As aldeias do Estado constituem
um dos 34 Dseis (Distrito Sanitário Especial Indígena), as divisões
administrativas da Funasa para o
setor. Deles, 24 -70,5%- têm
mortalidade infantil maior que a
média brasileira -24,3 mortos a
cada mil nascidos vivos.
O Mato Grosso do Sul registrou
50,10 mortes a cada mil nascidos
vivos em 2004. Antes, a Funasa
havia informado um índice
maior, 60,53 (os dados foram revisados, segundo a assessoria).
Um ou outro número, porém, são
mais que o dobro do indicador
nacional e põem o Estado longe
do campeão da lista: o distrito Xavante, no Mato Grosso.
Entre cerca de 12 mil xavante, a
mortalidade infantil em 2004 alcançou 133 mortes por mil nascidos vivos -índice 22% maior
que 2003 e 5,5 vezes maior que a
média nacional. Foram 36 bebês
mortos em 2004.
Três das crianças xavante morreram de desnutrição enquanto
suas famílias acampavam ao lado
da BR-163, para protestar contra
terras ocupadas por posseiros.
Mais de dez foram internadas
com doenças respiratórias. Em
2005, mais cinco crianças morreram de desnutrição.
No distrito Litoral Sul -inclui a
capital e o litoral de São Paulo e
vai até o litoral gaúcho, outra área
com conflito de terra- os números assustam: cem mortos por mil
nascidos vivos, salto de 224% em
relação a 2003. Foram quatro
mortos por desnutrição.
Além da causa mais chocante
das mortes, a fome, os dados jogam luz sobre o atendimento de
saúde de 434 mil índios espalhados nas aldeias do país -29%
dessa população tem até 9 anos.
"Não é só na mortalidade que
há este abismo entre os indicadores da população geral e os indígenas. É educação, no acesso a tudo", diz o pediatra Renato Yamamoto, que coordenou a publicação de um manual sobre a criança
indígena, parceria da Sociedade
Brasileira de Pediatria e a Funasa.
As razões para o abismo são
apontadas por médicos e antropólogos: além do acesso à terra e
conflitos ligados à questão, há
problemas na política de saúde.
Não se pode falar de padrão de
atendimento na saúde indígena.
O serviço avaliado como satisfatório no Parque do Xingu (MT),
onde a mortalidade infantil foi de
36,5, não se repete no distrito Vale
do Javari (AM), onde o índice é 85
e nove crianças morreram por
desnutrição em 2004. No geral, os
resultados, díspares de um ano
para o outro em cada área, são
fruto da situação de cada povo
(epidemias, conflitos) no período
e das turbulências do modelo administrativo de saúde.

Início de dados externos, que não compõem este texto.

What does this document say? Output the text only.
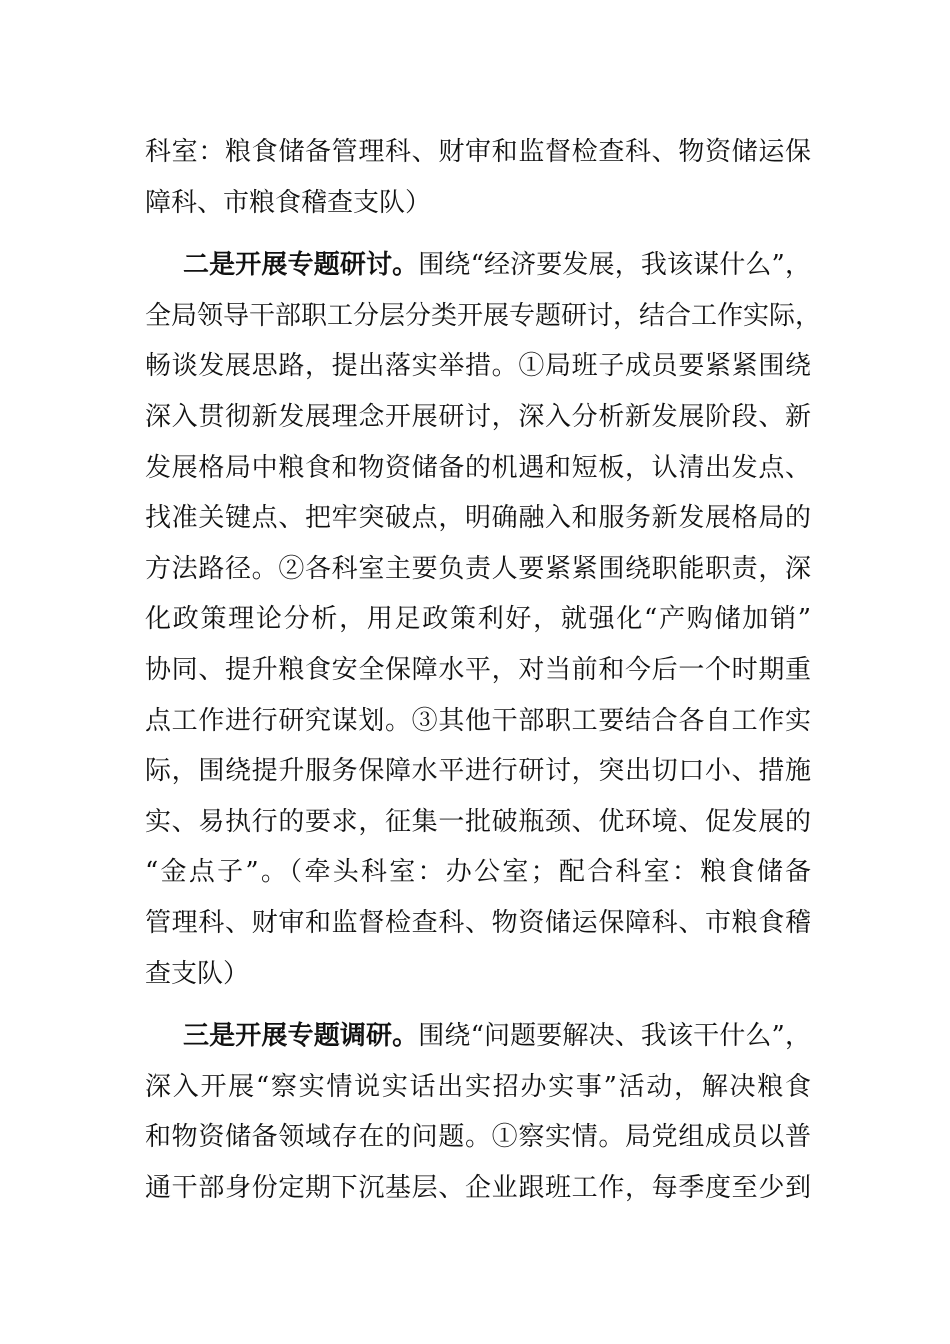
科室：粮食储备管理科、财审和监督检查科、物资储运保
障科、市粮食稽查支队）
二是开展专题研讨。围绕“经济要发展，我该谋什么”，
全局领导干部职工分层分类开展专题研讨，结合工作实际，
畅谈发展思路，提出落实举措。①局班子成员要紧紧围绕
深入贯彻新发展理念开展研讨，深入分析新发展阶段、新
发展格局中粮食和物资储备的机遇和短板，认清出发点、
找准关键点、把牢突破点，明确融入和服务新发展格局的
方法路径。②各科室主要负责人要紧紧围绕职能职责，深
化政策理论分析，用足政策利好，就强化“产购储加销”
协同、提升粮食安全保障水平，对当前和今后一个时期重
点工作进行研究谋划。③其他干部职工要结合各自工作实
际，围绕提升服务保障水平进行研讨，突出切口小、措施
实、易执行的要求，征集一批破瓶颈、优环境、促发展的
“金点子”。（牵头科室：办公室；配合科室：粮食储备
管理科、财审和监督检查科、物资储运保障科、市粮食稽
查支队）
三是开展专题调研。围绕“问题要解决、我该干什么”，
深入开展“察实情说实话出实招办实事”活动，解决粮食
和物资储备领域存在的问题。①察实情。局党组成员以普
通干部身份定期下沉基层、企业跟班工作，每季度至少到
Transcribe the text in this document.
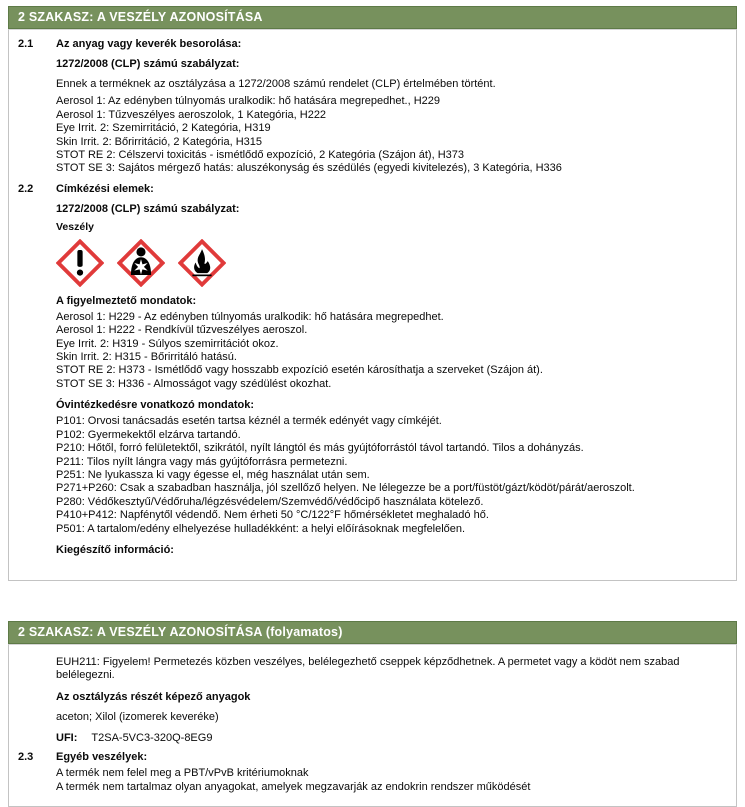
2 SZAKASZ: A VESZÉLY AZONOSÍTÁSA
2.1	Az anyag vagy keverék besorolása:
1272/2008 (CLP) számú szabályzat:
Ennek a terméknek az osztályzása a 1272/2008 számú rendelet (CLP) értelmében történt.
Aerosol 1: Az edényben túlnyomás uralkodik: hő hatására megrepedhet., H229
Aerosol 1: Tűzveszélyes aeroszolok, 1 Kategória, H222
Eye Irrit. 2: Szemirritáció, 2 Kategória, H319
Skin Irrit. 2: Bőrirritáció, 2 Kategória, H315
STOT RE 2: Célszervi toxicitás - ismétlődő expozíció, 2 Kategória (Szájon át), H373
STOT SE 3: Sajátos mérgező hatás: aluszékonyság és szédülés (egyedi kivitelezés), 3 Kategória, H336
2.2	Címkézési elemek:
1272/2008 (CLP) számú szabályzat:
Veszély
A figyelmeztető mondatok:
Aerosol 1: H229 - Az edényben túlnyomás uralkodik: hő hatására megrepedhet.
Aerosol 1: H222 - Rendkívül tűzveszélyes aeroszol.
Eye Irrit. 2: H319 - Súlyos szemirritációt okoz.
Skin Irrit. 2: H315 - Bőrirritáló hatású.
STOT RE 2: H373 - Ismétlődő vagy hosszabb expozíció esetén károsíthatja a szerveket (Szájon át).
STOT SE 3: H336 - Almosságot vagy szédülést okozhat.
Óvintézkedésre vonatkozó mondatok:
P101: Orvosi tanácsadás esetén tartsa kéznél a termék edényét vagy címkéjét.
P102: Gyermekektől elzárva tartandó.
P210: Hőtől, forró felületektől, szikrától, nyílt lángtól és más gyújtóforrástól távol tartandó. Tilos a dohányzás.
P211: Tilos nyílt lángra vagy más gyújtóforrásra permetezni.
P251: Ne lyukassza ki vagy égesse el, még használat után sem.
P271+P260: Csak a szabadban használja, jól szellőző helyen. Ne lélegezze be a port/füstöt/gázt/ködöt/párát/aeroszolt.
P280: Védőkesztyű/Védőruha/légzésvédelem/Szemvédő/védőcipő használata kötelező.
P410+P412: Napfénytől védendő. Nem érheti 50 °C/122°F hőmérsékletet meghaladó hő.
P501: A tartalom/edény elhelyezése hulladékként: a helyi előírásoknak megfelelően.
Kiegészítő információ:
2 SZAKASZ: A VESZÉLY AZONOSÍTÁSA (folyamatos)
EUH211: Figyelem! Permetezés közben veszélyes, belélegezhető cseppek képződhetnek. A permetet vagy a ködöt nem szabad belélegezni.
Az osztályzás részét képező anyagok
aceton; Xilol (izomerek keveréke)
UFI: T2SA-5VC3-320Q-8EG9
2.3	Egyéb veszélyek:
A termék nem felel meg a PBT/vPvB kritériumoknak
A termék nem tartalmaz olyan anyagokat, amelyek megzavarják az endokrin rendszer működését
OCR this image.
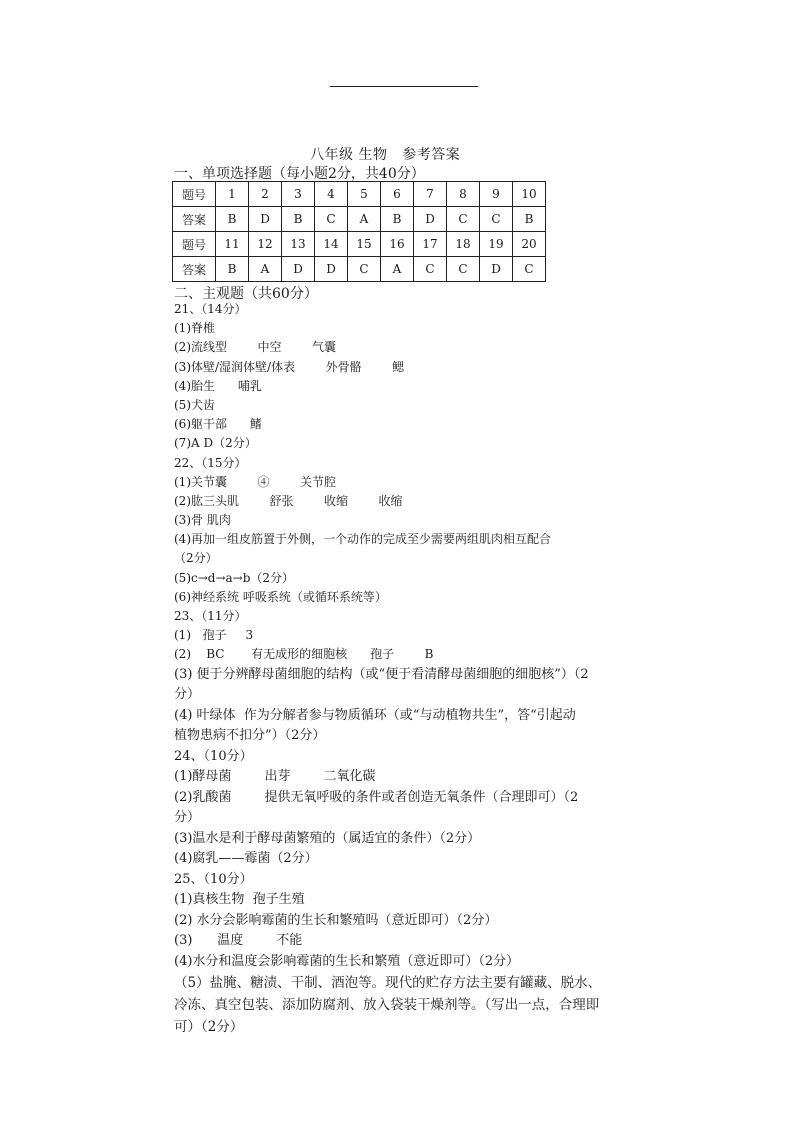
八年级 生物   参考答案
一、单项选择题（每小题2分，共40分）
题号	1	2	3	4	5	6	7	8	9	10
答案	B	D	B	C	A	B	D	C	C	B
题号	11	12	13	14	15	16	17	18	19	20
答案	B	A	D	D	C	A	C	C	D	C
二、主观题（共60分）
21、（14分）
(1)脊椎
(2)流线型        中空        气囊
(3)体壁/湿润体壁/体表        外骨骼        鳃
(4)胎生      哺乳
(5)犬齿
(6)躯干部      鳍
(7)A D（2分）
22、（15分）
(1)关节囊        ④        关节腔
(2)肱三头肌        舒张        收缩        收缩
(3)骨 肌肉
(4)再加一组皮筋置于外侧，一个动作的完成至少需要两组肌肉相互配合
（2分）
(5)c→d→a→b（2分）
(6)神经系统 呼吸系统（或循环系统等）
23、（11分）
(1)   孢子     3
(2)    BC       有无成形的细胞核      孢子        B
(3) 便于分辨酵母菌细胞的结构（或“便于看清酵母菌细胞的细胞核”）（2
分）
(4) 叶绿体  作为分解者参与物质循环（或“与动植物共生”，答“引起动
植物患病不扣分”）（2分）
24、（10分）
(1)酵母菌        出芽        二氧化碳
(2)乳酸菌        提供无氧呼吸的条件或者创造无氧条件（合理即可）（2
分）
(3)温水是利于酵母菌繁殖的（属适宜的条件）（2分）
(4)腐乳——霉菌（2分）
25、（10分）
(1)真核生物  孢子生殖
(2) 水分会影响霉菌的生长和繁殖吗（意近即可）（2分）
(3)      温度        不能
(4)水分和温度会影响霉菌的生长和繁殖（意近即可）（2分）
（5）盐腌、糖渍、干制、酒泡等。现代的贮存方法主要有罐藏、脱水、
冷冻、真空包装、添加防腐剂、放入袋装干燥剂等。（写出一点，合理即
可）（2分）
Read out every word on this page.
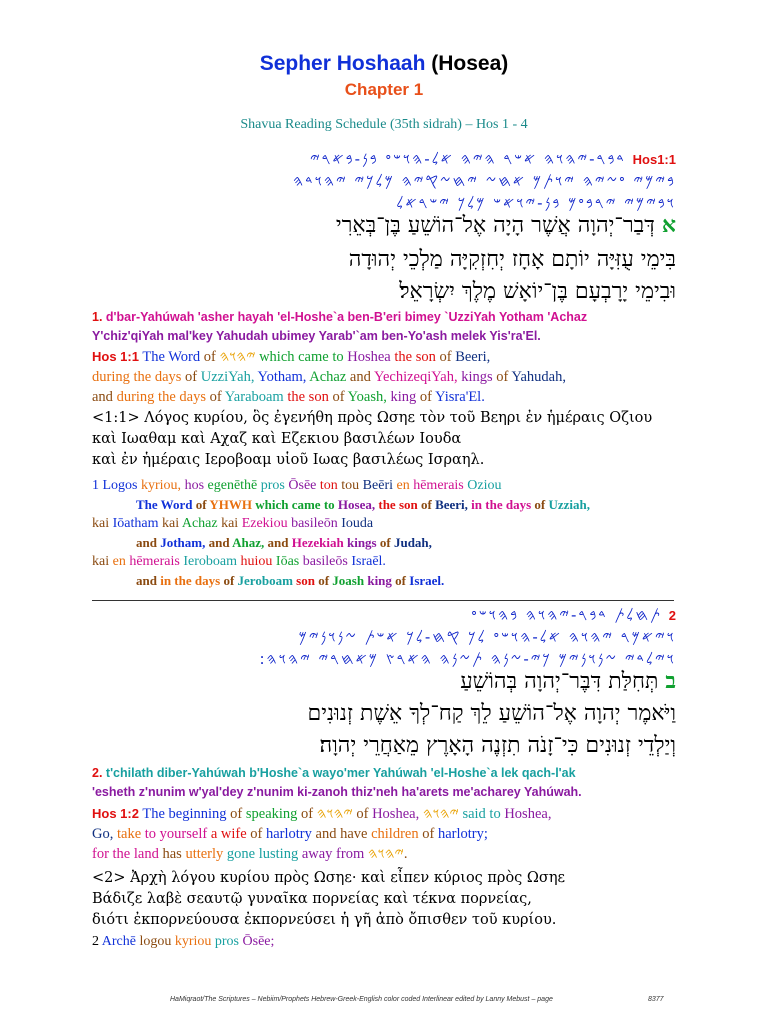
Sepher Hoshaah (Hosea)
Chapter 1
Shavua Reading Schedule (35th sidrah) – Hos 1 - 4
Hos1:1 𐤃𐤁𐤓-𐤉𐤄𐤅𐤄 𐤀𐤔𐤓 𐤄𐤉𐤄 𐤀𐤋-𐤄𐤅𐤔𐤏 𐤁𐤍-𐤁𐤀𐤓𐤉
𐤁𐤉𐤌𐤉 𐤏𐤆𐤉𐤄 𐤉𐤅𐤕𐤌 𐤀𐤇𐤆 𐤉𐤇𐤆𐤒𐤉𐤄 𐤌𐤋𐤊𐤉 𐤉𐤄𐤅𐤃𐤄
𐤅𐤁𐤉𐤌𐤉 𐤉𐤓𐤁𐤏𐤌 𐤁𐤍-𐤉𐤅𐤀𐤔 𐤌𐤋𐤊 𐤉𐤔𐤓𐤀𐤋
א דְּבַר־יְהוָה אֲשֶׁר הָיָה אֶל־הוֹשֵׁעַ בֶּן־בְּאֵרִי
בִּימֵי עֻזִּיָּה יוֹתָם אָחָז יְחִזְקִיָּה מַלְכֵי יְהוּדָה
וּבִימֵי יָרָבְעָם בֶּן־יוֹאָשׁ מֶלֶךְ יִשְׂרָאֵל׃
1. d'bar-Yahúwah 'asher hayah 'el-Hoshe`a ben-B'eri bimey `UzziYah Yotham 'Achaz
Y'chiz'qiYah mal'key Yahudah ubimey Yarab'`am ben-Yo'ash melek Yis'ra'El.
Hos 1:1 The Word of 𐤉𐤄𐤅𐤄 which came to Hoshea the son of Beeri,
during the days of UzziYah, Yotham, Achaz and YechizeqiYah, kings of Yahudah,
and during the days of Yaraboam the son of Yoash, king of Yisra'El.
<1:1> Λόγος κυρίου, ὃς ἐγενήθη πρὸς Ωσηε τὸν τοῦ Βεηρι ἐν ἡμέραις Οζιου
καὶ Ιωαθαμ καὶ Αχαζ καὶ Εζεκιου βασιλέων Ιουδα
καὶ ἐν ἡμέραις Ιεροβοαμ υἱοῦ Ιωας βασιλέως Ισραηλ.
1 Logos kyriou, hos egenēthē pros Ōsēe ton tou Beēri en hēmerais Oziou
The Word of YHWH which came to Hosea, the son of Beeri, in the days of Uzziah,
kai Iōatham kai Achaz kai Ezekiou basileōn Iouda
and Jotham, and Ahaz, and Hezekiah kings of Judah,
kai en hēmerais Ieroboam huiou Iōas basileōs Israēl.
and in the days of Jeroboam son of Joash king of Israel.
2 𐤕𐤇𐤋𐤕 𐤃𐤁𐤓-𐤉𐤄𐤅𐤄 𐤁𐤄𐤅𐤔𐤏
𐤅𐤉𐤀𐤌𐤓 𐤉𐤄𐤅𐤄 𐤀𐤋-𐤄𐤅𐤔𐤏 𐤋𐤊 𐤒𐤇-𐤋𐤊 𐤀𐤔𐤕 𐤆𐤍𐤅𐤍𐤉𐤌
𐤅𐤉𐤋𐤃𐤉 𐤆𐤍𐤅𐤍𐤉𐤌 𐤊𐤉-𐤆𐤍𐤄 𐤕𐤆𐤍𐤄 𐤄𐤀𐤓𐤑 𐤌𐤀𐤇𐤓𐤉 𐤉𐤄𐤅𐤄:
ב תְּחִלַּת דִּבֶּר־יְהוָה בְּהוֹשֵׁעַ
וַיֹּאמֶר יְהוָה אֶל־הוֹשֵׁעַ לֵךְ קַח־לְךָ אֵשֶׁת זְנוּנִים
וְיַלְדֵי זְנוּנִים כִּי־זָנֹה תִזְנֶה הָאָרֶץ מֵאַחֲרֵי יְהוָה׃
2. t'chilath diber-Yahúwah b'Hoshe`a wayo'mer Yahúwah 'el-Hoshe`a lek qach-l'ak
'esheth z'nunim w'yal'dey z'nunim ki-zanoh thiz'neh ha'arets me'acharey Yahúwah.
Hos 1:2 The beginning of speaking of 𐤉𐤄𐤅𐤄 of Hoshea, 𐤉𐤄𐤅𐤄 said to Hoshea,
Go, take to yourself a wife of harlotry and have children of harlotry;
for the land has utterly gone lusting away from 𐤉𐤄𐤅𐤄.
<2> Ἀρχὴ λόγου κυρίου πρὸς Ωσηε· καὶ εἶπεν κύριος πρὸς Ωσηε
Βάδιζε λαβὲ σεαυτῷ γυναῖκα πορνείας καὶ τέκνα πορνείας,
διότι ἐκπορνεύουσα ἐκπορνεύσει ἡ γῆ ἀπὸ ὄπισθεν τοῦ κυρίου.
2 Archē logou kyriou pros Ōsēe;
HaMiqraot/The Scriptures – Nebiim/Prophets Hebrew-Greek-English color coded Interlinear edited by Lanny Mebust – page	8377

Desde 99 no comando da saúde
indígena, a Funasa faz convênios
com ONGs e universidades ou repassa a prefeituras para que contratem, na ponta, os profissionais
para as aldeias. O SUS deve atender os casos mais complexos.
Preparo para o trabalho
Um dos nós do sistema é a mão-de-obra. A Funasa não tem instrumental suficiente para supervisar todas as entidades conveniadas. Não tem como garantir, portanto, que todos os profissionais
em campo saibam lidar com o público nem que tenham um mínimo de permanência na função.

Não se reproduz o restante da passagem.